Module `python_scripts.synthgen`

Toolset for generating geospatial synthetic data-sets with multiple features, noise and spatial correlations.

The genrated models are regression models and can be either linear, quadratic or cubic. Options for spatial correlations are defined by spatial correlation lengthscale and amplitude and implemented by using a squared exponential kernel (currently only option).

User settings, such as output paths and synthetic data options, are set in the settings file (Default filename: settings_synthgen.yaml) Alternatively, the settings file can be specified as a command line argument with: '-s', or '–settings' followed by PATH-TO-FILE/FILENAME.yaml (e.g. python featureimportance.py -s settings_featureimportance.yaml).
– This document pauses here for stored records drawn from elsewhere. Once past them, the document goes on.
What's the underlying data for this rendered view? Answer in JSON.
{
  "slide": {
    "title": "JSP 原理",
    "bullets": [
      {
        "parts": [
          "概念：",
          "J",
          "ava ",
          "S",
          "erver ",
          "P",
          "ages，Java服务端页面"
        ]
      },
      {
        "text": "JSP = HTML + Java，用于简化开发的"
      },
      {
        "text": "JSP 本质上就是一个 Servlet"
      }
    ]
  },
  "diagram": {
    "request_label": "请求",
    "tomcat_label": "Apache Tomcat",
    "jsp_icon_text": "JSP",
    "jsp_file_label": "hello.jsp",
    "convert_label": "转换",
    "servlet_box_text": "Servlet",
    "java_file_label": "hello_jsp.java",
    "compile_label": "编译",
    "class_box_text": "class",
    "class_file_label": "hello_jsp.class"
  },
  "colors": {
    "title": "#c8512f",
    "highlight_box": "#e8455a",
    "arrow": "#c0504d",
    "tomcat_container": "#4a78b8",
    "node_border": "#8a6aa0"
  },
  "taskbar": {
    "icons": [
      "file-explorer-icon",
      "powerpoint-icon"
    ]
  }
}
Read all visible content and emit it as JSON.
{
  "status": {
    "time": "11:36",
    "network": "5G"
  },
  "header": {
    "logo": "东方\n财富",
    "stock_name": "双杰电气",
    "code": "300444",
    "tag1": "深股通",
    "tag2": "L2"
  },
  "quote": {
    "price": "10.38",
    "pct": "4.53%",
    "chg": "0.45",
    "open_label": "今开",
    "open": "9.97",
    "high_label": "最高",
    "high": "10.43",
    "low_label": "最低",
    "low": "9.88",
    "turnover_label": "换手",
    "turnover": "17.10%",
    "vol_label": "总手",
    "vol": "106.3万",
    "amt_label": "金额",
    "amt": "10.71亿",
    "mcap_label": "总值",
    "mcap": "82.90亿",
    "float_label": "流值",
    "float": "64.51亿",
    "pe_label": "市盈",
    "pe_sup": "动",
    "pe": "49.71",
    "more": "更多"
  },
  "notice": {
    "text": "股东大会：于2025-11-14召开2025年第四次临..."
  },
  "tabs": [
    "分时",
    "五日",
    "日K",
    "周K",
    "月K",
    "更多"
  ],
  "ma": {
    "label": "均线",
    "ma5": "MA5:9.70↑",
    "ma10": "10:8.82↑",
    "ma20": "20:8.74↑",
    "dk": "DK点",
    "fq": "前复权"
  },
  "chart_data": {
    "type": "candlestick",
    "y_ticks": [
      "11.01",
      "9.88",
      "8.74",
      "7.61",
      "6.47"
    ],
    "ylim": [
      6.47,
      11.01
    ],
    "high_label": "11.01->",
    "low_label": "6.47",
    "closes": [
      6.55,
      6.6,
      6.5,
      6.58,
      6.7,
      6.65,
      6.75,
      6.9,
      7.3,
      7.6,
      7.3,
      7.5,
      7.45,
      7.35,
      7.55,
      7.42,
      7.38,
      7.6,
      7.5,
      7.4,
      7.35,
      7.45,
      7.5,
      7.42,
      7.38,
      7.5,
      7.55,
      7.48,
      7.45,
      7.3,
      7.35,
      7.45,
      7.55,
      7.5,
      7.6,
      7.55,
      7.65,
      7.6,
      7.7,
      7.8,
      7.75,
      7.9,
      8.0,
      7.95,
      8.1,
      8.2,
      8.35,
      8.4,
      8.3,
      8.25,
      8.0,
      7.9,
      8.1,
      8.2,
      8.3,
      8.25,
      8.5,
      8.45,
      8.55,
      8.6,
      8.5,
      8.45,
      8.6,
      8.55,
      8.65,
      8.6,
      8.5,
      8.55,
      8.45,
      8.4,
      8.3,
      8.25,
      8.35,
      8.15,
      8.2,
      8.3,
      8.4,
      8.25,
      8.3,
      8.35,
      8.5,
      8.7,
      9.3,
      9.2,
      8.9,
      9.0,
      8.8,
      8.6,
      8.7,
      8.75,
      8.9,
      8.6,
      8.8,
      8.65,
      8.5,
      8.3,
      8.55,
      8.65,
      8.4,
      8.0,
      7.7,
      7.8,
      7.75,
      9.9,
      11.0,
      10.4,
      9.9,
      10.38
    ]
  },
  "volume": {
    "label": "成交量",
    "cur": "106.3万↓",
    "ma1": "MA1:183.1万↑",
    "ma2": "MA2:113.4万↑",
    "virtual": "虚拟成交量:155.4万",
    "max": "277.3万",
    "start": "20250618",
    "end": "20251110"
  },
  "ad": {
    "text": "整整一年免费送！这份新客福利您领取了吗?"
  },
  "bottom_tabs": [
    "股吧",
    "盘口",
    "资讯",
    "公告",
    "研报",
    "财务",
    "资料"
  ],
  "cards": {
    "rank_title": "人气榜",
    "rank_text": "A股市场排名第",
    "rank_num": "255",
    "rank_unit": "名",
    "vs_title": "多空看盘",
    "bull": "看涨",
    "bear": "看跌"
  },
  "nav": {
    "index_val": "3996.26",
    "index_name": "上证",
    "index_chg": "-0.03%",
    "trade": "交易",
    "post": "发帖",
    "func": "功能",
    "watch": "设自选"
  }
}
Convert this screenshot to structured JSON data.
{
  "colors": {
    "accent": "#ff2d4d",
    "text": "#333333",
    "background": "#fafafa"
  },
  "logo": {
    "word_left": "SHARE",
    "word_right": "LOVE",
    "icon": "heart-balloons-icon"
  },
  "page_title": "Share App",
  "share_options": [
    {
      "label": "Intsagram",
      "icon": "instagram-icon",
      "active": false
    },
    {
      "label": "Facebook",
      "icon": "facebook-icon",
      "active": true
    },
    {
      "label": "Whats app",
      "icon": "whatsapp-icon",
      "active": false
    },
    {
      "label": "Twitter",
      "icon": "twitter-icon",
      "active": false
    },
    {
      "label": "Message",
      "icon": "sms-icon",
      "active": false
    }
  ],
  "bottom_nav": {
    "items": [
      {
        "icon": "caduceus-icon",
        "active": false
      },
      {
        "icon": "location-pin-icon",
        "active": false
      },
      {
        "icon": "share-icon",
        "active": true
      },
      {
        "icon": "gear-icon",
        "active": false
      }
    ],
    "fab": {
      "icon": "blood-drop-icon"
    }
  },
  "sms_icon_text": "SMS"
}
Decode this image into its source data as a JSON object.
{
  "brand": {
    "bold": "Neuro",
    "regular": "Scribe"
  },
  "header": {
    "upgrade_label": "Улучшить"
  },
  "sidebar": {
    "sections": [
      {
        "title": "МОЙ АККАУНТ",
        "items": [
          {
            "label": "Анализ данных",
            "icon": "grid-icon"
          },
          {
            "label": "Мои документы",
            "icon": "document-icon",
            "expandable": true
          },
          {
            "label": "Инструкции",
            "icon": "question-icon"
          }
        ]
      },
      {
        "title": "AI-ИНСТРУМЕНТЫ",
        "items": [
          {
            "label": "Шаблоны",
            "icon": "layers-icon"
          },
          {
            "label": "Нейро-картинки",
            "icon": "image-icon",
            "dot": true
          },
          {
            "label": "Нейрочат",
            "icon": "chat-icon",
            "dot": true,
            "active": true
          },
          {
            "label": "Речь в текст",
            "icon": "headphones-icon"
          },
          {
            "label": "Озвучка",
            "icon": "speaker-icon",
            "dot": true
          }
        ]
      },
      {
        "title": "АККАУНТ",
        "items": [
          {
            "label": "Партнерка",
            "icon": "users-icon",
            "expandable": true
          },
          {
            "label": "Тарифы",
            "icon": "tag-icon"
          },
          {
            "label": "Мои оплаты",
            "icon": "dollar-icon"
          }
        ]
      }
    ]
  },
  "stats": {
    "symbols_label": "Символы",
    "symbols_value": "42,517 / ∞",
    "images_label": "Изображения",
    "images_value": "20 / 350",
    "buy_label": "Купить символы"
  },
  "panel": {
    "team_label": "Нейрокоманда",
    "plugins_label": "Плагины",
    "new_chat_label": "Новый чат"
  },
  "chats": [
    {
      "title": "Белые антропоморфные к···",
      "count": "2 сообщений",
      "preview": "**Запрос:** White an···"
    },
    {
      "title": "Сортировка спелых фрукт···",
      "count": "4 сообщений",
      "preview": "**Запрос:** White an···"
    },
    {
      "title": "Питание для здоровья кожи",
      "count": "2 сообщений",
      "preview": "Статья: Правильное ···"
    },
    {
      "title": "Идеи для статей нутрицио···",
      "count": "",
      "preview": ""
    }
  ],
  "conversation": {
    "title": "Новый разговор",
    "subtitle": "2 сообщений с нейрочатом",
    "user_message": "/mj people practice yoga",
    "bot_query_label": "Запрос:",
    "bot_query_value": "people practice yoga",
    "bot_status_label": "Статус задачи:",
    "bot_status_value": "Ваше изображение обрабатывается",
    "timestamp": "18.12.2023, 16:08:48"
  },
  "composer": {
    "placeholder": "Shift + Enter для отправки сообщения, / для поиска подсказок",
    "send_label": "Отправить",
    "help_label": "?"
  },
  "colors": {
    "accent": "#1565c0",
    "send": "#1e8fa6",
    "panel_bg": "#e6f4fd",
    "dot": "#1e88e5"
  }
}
This package is part of the machine learning project developed for the Agricultural Research Federation (AgReFed).

Expand source code

"""
Toolset for generating geospatial synthetic data-sets with multiple features, noise and spatial correlations. 

The genrated models are regression models and can be either linear, quadratic or cubic.
Options for spatial correlations are defined by spatial correlation lengthscale and amplitude
and implemented by using a squared exponential kernel (currently only option).

User settings, such as output paths and synthetic data options, are set in the settings file 
(Default filename: settings_synthgen.yaml) 
Alternatively, the settings file can be specified as a command line argument with: 
'-s', or '--settings' followed by PATH-TO-FILE/FILENAME.yaml 
(e.g. python featureimportance.py -s settings_featureimportance.yaml).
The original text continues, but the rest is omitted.